In the Jewish tradition Shavuot, the time when the Torah was received at Sinai, is described as the wedding between God and the Jewish people. The Torah is the Ketubah, the marriage contract that expresses the vision for the new way of being that results from the union and reflects the commitment that the people make. But the most important aspect of Sinai is not the Torah itself- it is the wedding, the encounter with the divine that each person experienced in their own unique way. The Torah is given as a reminder, a way back to the moment of deep connection when the boundaries between self and Other become more permeable.
So it is for our relationships with our beloved. The essence of the wedding is not the beautiful flowers, wonderful food, or even thoughtful ceremony. It is the connection, the bond, between two people which invites everyone present a glimpse into a worldview in which all differences and conflicts are less salient than that which moves us to love each other and form a life together. As we continue on our journey and build a life together, we often have so much demanding our attention that it is easy to forget that state of connection and delight in each other on our wedding day.
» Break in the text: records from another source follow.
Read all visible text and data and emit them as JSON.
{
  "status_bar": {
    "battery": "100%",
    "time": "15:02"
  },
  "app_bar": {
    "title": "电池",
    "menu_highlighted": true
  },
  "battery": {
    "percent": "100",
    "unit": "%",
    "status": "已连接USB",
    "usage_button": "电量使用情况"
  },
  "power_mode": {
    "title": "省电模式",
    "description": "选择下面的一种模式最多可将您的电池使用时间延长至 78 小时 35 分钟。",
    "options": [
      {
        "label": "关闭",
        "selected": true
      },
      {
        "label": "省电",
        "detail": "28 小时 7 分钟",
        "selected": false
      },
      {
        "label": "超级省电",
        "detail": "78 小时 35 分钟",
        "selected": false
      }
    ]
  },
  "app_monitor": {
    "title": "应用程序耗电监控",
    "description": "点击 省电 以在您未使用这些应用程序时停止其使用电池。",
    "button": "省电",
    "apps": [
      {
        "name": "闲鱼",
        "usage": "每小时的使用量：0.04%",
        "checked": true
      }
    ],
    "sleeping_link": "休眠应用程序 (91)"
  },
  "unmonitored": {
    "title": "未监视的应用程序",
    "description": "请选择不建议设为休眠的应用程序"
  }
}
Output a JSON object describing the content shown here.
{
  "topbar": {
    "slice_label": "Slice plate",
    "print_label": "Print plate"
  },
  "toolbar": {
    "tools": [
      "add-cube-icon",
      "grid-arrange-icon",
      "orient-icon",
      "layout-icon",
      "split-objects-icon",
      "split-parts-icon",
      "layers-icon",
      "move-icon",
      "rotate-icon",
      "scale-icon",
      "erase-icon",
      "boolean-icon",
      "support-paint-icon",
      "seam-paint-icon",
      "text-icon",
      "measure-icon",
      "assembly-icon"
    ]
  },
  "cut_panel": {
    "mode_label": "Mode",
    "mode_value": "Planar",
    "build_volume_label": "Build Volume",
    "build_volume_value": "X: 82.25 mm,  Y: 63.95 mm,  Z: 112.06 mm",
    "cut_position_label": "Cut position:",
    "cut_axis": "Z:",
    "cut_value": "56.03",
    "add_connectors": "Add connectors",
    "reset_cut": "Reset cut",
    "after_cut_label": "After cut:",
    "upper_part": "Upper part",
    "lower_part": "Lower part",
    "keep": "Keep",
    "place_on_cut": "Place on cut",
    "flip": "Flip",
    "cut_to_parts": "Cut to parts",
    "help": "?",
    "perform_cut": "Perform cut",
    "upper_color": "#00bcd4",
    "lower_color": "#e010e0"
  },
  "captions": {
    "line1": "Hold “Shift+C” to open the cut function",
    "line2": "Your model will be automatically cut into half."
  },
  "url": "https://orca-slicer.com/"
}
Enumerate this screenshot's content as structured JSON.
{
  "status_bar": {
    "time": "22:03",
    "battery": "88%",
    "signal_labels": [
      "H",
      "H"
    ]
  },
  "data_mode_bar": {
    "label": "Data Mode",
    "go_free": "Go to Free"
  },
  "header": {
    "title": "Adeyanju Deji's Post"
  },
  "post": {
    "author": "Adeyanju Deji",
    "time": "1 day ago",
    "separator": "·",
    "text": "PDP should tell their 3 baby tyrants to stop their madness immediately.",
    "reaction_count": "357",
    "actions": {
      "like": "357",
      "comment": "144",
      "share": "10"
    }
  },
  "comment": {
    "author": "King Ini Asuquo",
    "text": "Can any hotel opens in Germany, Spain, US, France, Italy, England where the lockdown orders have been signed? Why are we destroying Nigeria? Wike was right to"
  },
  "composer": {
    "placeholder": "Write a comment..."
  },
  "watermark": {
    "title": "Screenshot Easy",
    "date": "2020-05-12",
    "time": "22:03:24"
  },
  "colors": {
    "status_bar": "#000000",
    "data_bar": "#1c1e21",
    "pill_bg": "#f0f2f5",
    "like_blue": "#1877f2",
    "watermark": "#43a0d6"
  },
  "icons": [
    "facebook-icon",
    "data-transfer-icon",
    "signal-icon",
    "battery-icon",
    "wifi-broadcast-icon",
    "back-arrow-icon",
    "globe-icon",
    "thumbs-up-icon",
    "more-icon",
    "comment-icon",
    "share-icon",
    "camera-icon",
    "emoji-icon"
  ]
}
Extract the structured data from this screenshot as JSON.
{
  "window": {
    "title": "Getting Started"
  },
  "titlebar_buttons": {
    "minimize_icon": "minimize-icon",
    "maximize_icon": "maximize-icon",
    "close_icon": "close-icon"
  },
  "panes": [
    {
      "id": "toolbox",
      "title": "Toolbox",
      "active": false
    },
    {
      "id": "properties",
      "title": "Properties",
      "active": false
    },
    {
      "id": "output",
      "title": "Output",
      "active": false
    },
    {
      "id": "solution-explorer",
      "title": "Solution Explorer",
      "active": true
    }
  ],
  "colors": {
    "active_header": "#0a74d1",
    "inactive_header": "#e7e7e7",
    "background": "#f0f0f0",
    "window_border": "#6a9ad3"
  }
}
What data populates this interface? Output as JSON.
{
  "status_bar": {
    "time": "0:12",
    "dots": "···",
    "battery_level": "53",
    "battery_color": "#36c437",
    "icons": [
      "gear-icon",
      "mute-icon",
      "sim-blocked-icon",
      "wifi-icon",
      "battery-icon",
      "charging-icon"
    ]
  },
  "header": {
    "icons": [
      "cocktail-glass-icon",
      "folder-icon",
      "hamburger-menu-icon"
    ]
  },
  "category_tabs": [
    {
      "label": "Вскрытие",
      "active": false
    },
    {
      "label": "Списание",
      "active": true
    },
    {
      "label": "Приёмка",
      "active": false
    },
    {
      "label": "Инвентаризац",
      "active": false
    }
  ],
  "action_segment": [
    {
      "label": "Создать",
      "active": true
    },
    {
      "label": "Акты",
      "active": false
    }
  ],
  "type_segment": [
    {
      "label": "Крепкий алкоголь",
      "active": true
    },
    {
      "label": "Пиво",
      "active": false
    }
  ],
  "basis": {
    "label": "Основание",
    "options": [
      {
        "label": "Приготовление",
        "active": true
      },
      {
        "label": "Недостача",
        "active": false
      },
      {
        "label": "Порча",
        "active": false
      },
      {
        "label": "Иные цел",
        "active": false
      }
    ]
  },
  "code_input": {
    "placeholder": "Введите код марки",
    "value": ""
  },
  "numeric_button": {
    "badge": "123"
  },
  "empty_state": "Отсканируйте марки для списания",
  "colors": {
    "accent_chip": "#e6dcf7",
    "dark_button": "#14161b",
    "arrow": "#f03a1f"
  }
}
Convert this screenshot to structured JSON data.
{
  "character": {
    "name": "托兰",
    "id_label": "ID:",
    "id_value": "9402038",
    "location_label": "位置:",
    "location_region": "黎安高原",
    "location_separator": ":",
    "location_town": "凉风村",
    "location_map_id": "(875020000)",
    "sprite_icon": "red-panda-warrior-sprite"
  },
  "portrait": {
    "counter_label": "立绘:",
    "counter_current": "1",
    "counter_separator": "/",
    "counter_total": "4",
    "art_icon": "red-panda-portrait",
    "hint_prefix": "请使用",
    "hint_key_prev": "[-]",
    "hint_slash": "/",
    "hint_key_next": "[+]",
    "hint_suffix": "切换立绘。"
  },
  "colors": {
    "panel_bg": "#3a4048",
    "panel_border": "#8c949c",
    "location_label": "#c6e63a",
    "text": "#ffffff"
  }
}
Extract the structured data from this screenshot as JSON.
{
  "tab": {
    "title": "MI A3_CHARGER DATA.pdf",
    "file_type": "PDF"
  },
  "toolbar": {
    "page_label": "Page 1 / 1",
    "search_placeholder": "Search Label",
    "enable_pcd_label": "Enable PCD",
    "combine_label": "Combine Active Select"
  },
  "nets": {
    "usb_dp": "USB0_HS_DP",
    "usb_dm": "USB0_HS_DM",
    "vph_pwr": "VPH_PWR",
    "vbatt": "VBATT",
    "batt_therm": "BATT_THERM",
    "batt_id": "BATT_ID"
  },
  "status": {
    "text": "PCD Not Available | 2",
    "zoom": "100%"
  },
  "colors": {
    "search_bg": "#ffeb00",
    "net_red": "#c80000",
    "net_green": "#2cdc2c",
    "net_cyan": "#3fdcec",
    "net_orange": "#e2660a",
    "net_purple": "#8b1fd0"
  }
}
The Ketubah, which may contain a couple’s unique expression of their vision for their life together, can be a powerful reminder in the midst of a busy life.
In her book Hold Me Tight, Sue Johnson suggests that just as children have a basic need to feel deeply connected, or attached, to their parents, adults have a profound need for attachment to other adults. This need for attachment is central to a love relationship. As you prepare for your marriage, how do you cultivate the connection between you amidst the demands of wedding planning? After the wedding, how do you continue to let your beloved know how special s/he is to you?